Solution Approach 2:
The patent introduces a matching pursuit algorithm as an intermediary processing step between signal acquisition and defect detection. This algorithm acts as a mediator that separates the weak defect signals from the background noise, enabling reliable detection of microdefects that would otherwise be drowned out by material grain noise and system noise.

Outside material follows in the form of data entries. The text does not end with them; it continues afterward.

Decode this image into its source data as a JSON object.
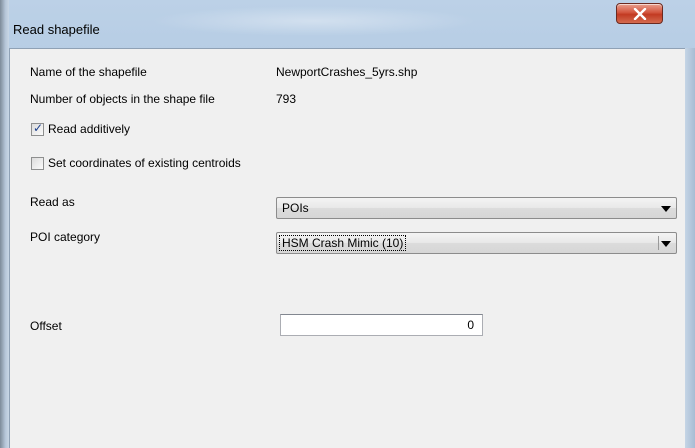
{
  "window": {
    "title": "Read shapefile",
    "close_icon": "close-x-icon"
  },
  "fields": {
    "shapefile_name_label": "Name of the shapefile",
    "shapefile_name_value": "NewportCrashes_5yrs.shp",
    "object_count_label": "Number of objects in the shape file",
    "object_count_value": "793"
  },
  "options": {
    "read_additively": {
      "label": "Read additively",
      "checked": true
    },
    "set_centroids": {
      "label": "Set coordinates of existing centroids",
      "checked": false
    }
  },
  "read_as": {
    "label": "Read as",
    "selected": "POIs"
  },
  "poi_category": {
    "label": "POI category",
    "selected": "HSM Crash Mimic (10)"
  },
  "offset": {
    "label": "Offset",
    "value": "0"
  },
  "colors": {
    "dialog_bg": "#f0f0f0",
    "title_bar": "#b2c8e0",
    "close_button": "#c9462d",
    "check_mark": "#1c3f8c"
  }
}
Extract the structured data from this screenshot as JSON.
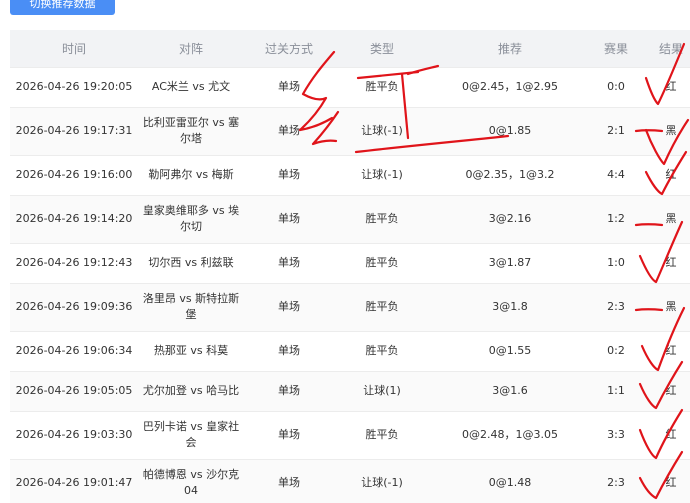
{
  "toolbar": {
    "button_label": "切换推荐数据"
  },
  "table": {
    "headers": {
      "time": "时间",
      "match": "对阵",
      "pass": "过关方式",
      "type": "类型",
      "rec": "推荐",
      "score": "赛果",
      "result": "结果"
    },
    "rows": [
      {
        "time": "2026-04-26 19:20:05",
        "match": "AC米兰 vs 尤文",
        "pass": "单场",
        "type": "胜平负",
        "rec": "0@2.45，1@2.95",
        "score": "0:0",
        "result": "红"
      },
      {
        "time": "2026-04-26 19:17:31",
        "match": "比利亚雷亚尔 vs 塞尔塔",
        "pass": "单场",
        "type": "让球(-1)",
        "rec": "0@1.85",
        "score": "2:1",
        "result": "黑"
      },
      {
        "time": "2026-04-26 19:16:00",
        "match": "勒阿弗尔 vs 梅斯",
        "pass": "单场",
        "type": "让球(-1)",
        "rec": "0@2.35，1@3.2",
        "score": "4:4",
        "result": "红"
      },
      {
        "time": "2026-04-26 19:14:20",
        "match": "皇家奥维耶多 vs 埃尔切",
        "pass": "单场",
        "type": "胜平负",
        "rec": "3@2.16",
        "score": "1:2",
        "result": "黑"
      },
      {
        "time": "2026-04-26 19:12:43",
        "match": "切尔西 vs 利兹联",
        "pass": "单场",
        "type": "胜平负",
        "rec": "3@1.87",
        "score": "1:0",
        "result": "红"
      },
      {
        "time": "2026-04-26 19:09:36",
        "match": "洛里昂 vs 斯特拉斯堡",
        "pass": "单场",
        "type": "胜平负",
        "rec": "3@1.8",
        "score": "2:3",
        "result": "黑"
      },
      {
        "time": "2026-04-26 19:06:34",
        "match": "热那亚 vs 科莫",
        "pass": "单场",
        "type": "胜平负",
        "rec": "0@1.55",
        "score": "0:2",
        "result": "红"
      },
      {
        "time": "2026-04-26 19:05:05",
        "match": "尤尔加登 vs 哈马比",
        "pass": "单场",
        "type": "让球(1)",
        "rec": "3@1.6",
        "score": "1:1",
        "result": "红"
      },
      {
        "time": "2026-04-26 19:03:30",
        "match": "巴列卡诺 vs 皇家社会",
        "pass": "单场",
        "type": "胜平负",
        "rec": "0@2.48，1@3.05",
        "score": "3:3",
        "result": "红"
      },
      {
        "time": "2026-04-26 19:01:47",
        "match": "帕德博恩 vs 沙尔克04",
        "pass": "单场",
        "type": "让球(-1)",
        "rec": "0@1.48",
        "score": "2:3",
        "result": "红"
      }
    ]
  },
  "colors": {
    "button": "#4a8ef5",
    "header_bg": "#f2f3f5",
    "annotation_ink": "#e0141a"
  }
}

2Object-affected harmful factors
If conventional denoising technologies are applied to high-frequency ultrasound signals, then noise reduction is achieved, but signal processing effectiveness deteriorates due to the unique characteristics of high-frequency ultrasound
Solution Approach 1:
The patent changes the processing parameters by using a matching pursuit algorithm specifically designed for high-frequency ultrasound signals. This algorithm adapts to the unique characteristics of high-frequency ultrasound, including its pulse nature, concentrated energy distribution, and high time resolution requirements, thereby achieving effective noise reduction while maintaining signal integrity.
Solution Approach 2:
The patent replaces conventional mechanical or simple filter-based denoising methods with an advanced signal processing algorithm (matching pursuit). This substitution enables more sophisticated noise reduction that accounts for the complex characteristics of high-frequency ultrasound signals, improving both noise reduction capability and signal processing effectiveness.
3Measurement precision
If high-frequency ultrasound with extremely high sampling frequency is used, then signal resolution is improved, but calculation efficiency deteriorates due to large signal dimensions
Solution Approach 1:
The patent applies partial action by using the matching pursuit algorithm to selectively process only the most relevant signal components. Instead of processing the entire high-dimensional signal uniformly, the algorithm identifies and processes the dominant atoms or basis functions that carry the essential information, thereby reducing computational burden while maintaining signal resolution.
Solution Approach 2:
The patent applies local quality by focusing computational resources on the specific regions or time intervals where defect echoes are most likely to occur. The matching pursuit algorithm can adaptively allocate processing power to critical signal segments, improving calculation efficiency without sacrificing overall signal resolution.
Data Source
AI summary
The present invention provides an improved method and system for denoising high-frequency ultrasound based on a multipath matching pursuit algorithm. The method includes: acquiring a high-frequency ultrasound detection signal of a to-be-tested sample; constructing a discrete overcomplete dictionary according to the high-frequency ultrasound detection signal, and training the discrete overcomplete dictionary; reconstructing the high-frequency ultrasound detection signal by using a trained dictionary and using a multipath matching pursuit algorithm, and obtaining a global optimal atom; performing interpolation on the global optimal atom, and constructing a consecutive atomic library; and reconstructing the high-frequency ultrasound detection signal in the consecutive atomic library according to a parameter of the global optimal atom, to complete signal denoising. In the present invention, a signal-to-noise ratio and detection precision of a high-frequency ultrasound signal are improved, so that a reflected signal and a position of a microdefect inside a sample can be observed more effectively.